Start time: 2024-06-29 03:00:15.650348
End time: 2024-06-29 03:15:08.333050
Best parameters found:  {'learning_rate': 0.021174945340976328, 'max_depth': 9, 'max_features': 'log2', 'n_estimators': 454}
Best score (negative MSE):  -23.317623907773005


**(b). Tune the model**

In [16]:
#Fit the model with best parameters
optimal_params = random_search_gbr.best_params_
model_tuned = GradientBoostingRegressor(**optimal_params)
model_tuned.fit(X_train, y_train)

# Predictions on the test set
y_pred_tuned = model_tuned.predict(X_test)

# Calculate MSE
mse_t = mean_squared_error(y_test, y_pred_tuned)

# Calculate RMSE
rmse_t = np.sqrt(mse_t)

# Calculate R^2 score
r2_scored = r2_score(y_test, y_pred_tuned)
print("Test R-squared: ", r2_scored)

# Predictions on the test set
y_pred_tuned = model_tuned.predict(X_test)

# Calculate the log-likelihood
log_likelihood_t = -0.5 * np.sum(np.log(2 * np.pi * mse_t) + (y_test - y_pred_tuned) ** 2 / mse_t)

# Number of parameters
num_params_t = len(optimal_params)

# Calculate AIC and BIC
n_samples_t = len(y_test)
aic_t = -2 * log_likelihood_t + 2 * num_params_t
bic_t = -2 * log_likelihood_t + num_params_t * np.log(n_samples_t)

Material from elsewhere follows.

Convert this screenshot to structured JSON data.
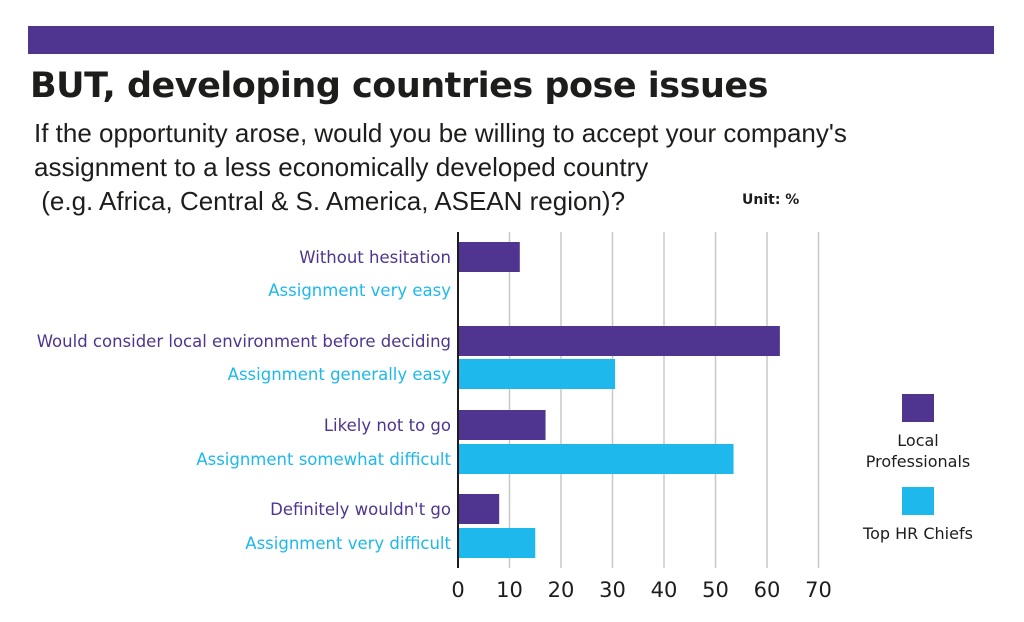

print(f"Test MSE: {mse_t}")
print(f"Test RMSE: {rmse_t}")
print(f"AIC: {aic_t}")
print(f"BIC: {bic_t}")


Test R-squared:  0.4702186807771006
Test MSE: 22.63293944529122
Test RMSE: 4.7574089003670075
AIC: 4535.535390952612
BIC: 4554.068664685734


In [24]:
!pip3 install texttable



In [28]:
import texttable

In [36]:
# Create a texttable object
tableO = texttable.Texttable()

# Add rows to the table
tableO.add_rows([
    ['Model', 'R-squared', 'MSE', 'RMSE', 'AIC', 'BIC'],
    ['Baseline', -2.53e-05, 47.72, 6.54, 5012.38, 5017],
    ['RFRGridSearchCV', 0.45, 23.62, 4.86, 4568.11, 4586.65],
    ['RFRRandomizedSearchCV', 0.45, 23.60, 4.86, 4567.29, 4585.81],
    ['GBRGridSearchCV', 0.45, 23.35, 4.83, 4559.38, 4577.92],
    ['GBRRandomizedSearchCV', 0.47, 22.63, 4.76, 4535.54, 4554.07]
])

# Print the table
print(tableO.draw())

+-----------------------+-----------+--------+-------+----------+----------+
|         Model         | R-squared |  MSE   | RMSE  |   AIC    |   BIC    |
| Baseline              | -0.000    | 47.720 | 6.540 | 5012.380 | 5017     |
+-----------------------+-----------+--------+-------+----------+----------+
| RFRGridSearchCV       | 0.450     | 23.620 | 4.860 | 4568.110 | 4586.650 |
+-----------------------+-----------+--------+-------+----------+----------+
| RFRRandomizedSearchCV | 0.450     | 23.600 | 4.860 | 4567.290 | 4585.810 |
+-----------------------+-----------+--------+-------+----------+----------+
| GBRGridSearchCV       | 0.450     | 23.350 | 4.830 | 4559.380 | 4577.920 |
+-----------------------+-----------+--------+-------+----------+----------+
| GBRRandomizedSearchCV | 0.470     | 22.630 | 4.760 | 4535.540 | 4554.070 |
+-----------------------+-----------+--------+-------+----------+----------+


## Model Comparison.

- **Baseline Model:** The R-squared is extremely low (-2.53e-05), indicating it does not explain the variance in the data well. Since it has the highest MSE, RMSE, AIC, and BIC, it shows it performs the worst.
- **Random Forest Regression, GridSearchCV and Random Forest Regression, RandomizedSearchCV:** These models have similar performance with identical R-squared and RMSE. However, Random Forest Regression, RandomizedSearchCV has slightly lower MSE, AIC, and BIC.
- **Gradient Boosting Regression, GridSearchCV** shows better performance than the previous two models and the baseline model. It has a higher R-squared, lower MSE, RMSE, AIC, and BIC.
- **Gradient Boosting Regression, RandomizedSearcgCV** is the best performing among all the models. It has the highest coefficient of determination and the lowest MSE, RMSE, AIC, and BIC.

## Conclusion.

Based on the provided evaluation metrics, **Gradient Boosting Regression, RandomizedSearcgCV** is the best model. It has the highest R-squared (0.47), indicating it explains the most variance in the data. It also has the lowest Mean Squared Error (22.63), Root Mean Squared Error (4.76), Akaike Information Criterion (4535.54), and Bayesian Information Criterion (4554.07), suggesting it performs best in terms of accuracy and model fit while considering model complexity.